The Garden State gives the go-ahead.
New Jersey Supreme Court Upholds Same Sex Marriage Ruling
Same-sex marriages will begin within days in New Jersey after the state’s highest court ruled unanimously Friday to uphold a lower-court order that gay weddings must start Monday and to deny a delay that was sought by Gov. Chris Christie’s administration.
“The state has advanced a number of arguments, but none of them overcome this reality: Same-sex couples who cannot marry are not treated equally under the law today,” the court ruled. “The harm to them is real, not abstract or speculative.”
A judge on the lower court had ruled last month that New Jersey must recognize same-sex marriage and set Monday as the date to allow gay weddings. Christie, a Republican who is considered a possible 2016 presidential candidate, appealed the decision and asked for the start date to be put on hold while the state Supreme Court decides the case.
His administration also asked that the state’s top court take up the appeal of the lower-court ruling, something it agreed to do last week. Oral arguments are expected Jan. 6 or 7.

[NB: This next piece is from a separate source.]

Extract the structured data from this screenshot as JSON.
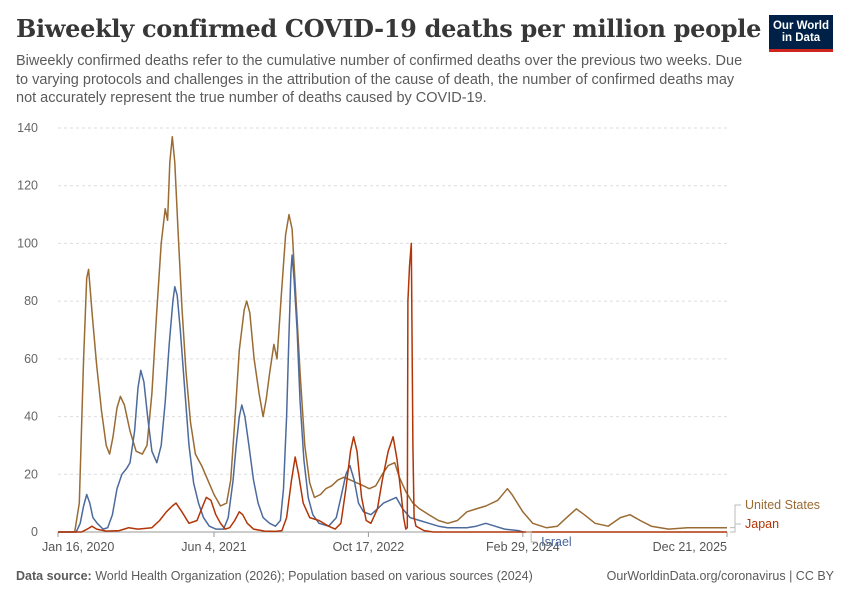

In the meantime, the state government will have to allow weddings and work quickly through some logistical issues: Does the Monday deadline apply to when marriage licenses must be issued, or when ceremonies can take place, for instance? Normally, there’s a three-day waiting period in New Jersey between getting a license and tying the knot.
And are gay and lesbian couples that have wed legally elsewhere automatically considered married in New Jersey, or do they have to fill out forms and pay fees, too?
Bureaucracy notwithstanding, Tom, John, Mary, and Carrie can finally jump the broom in New Joisey.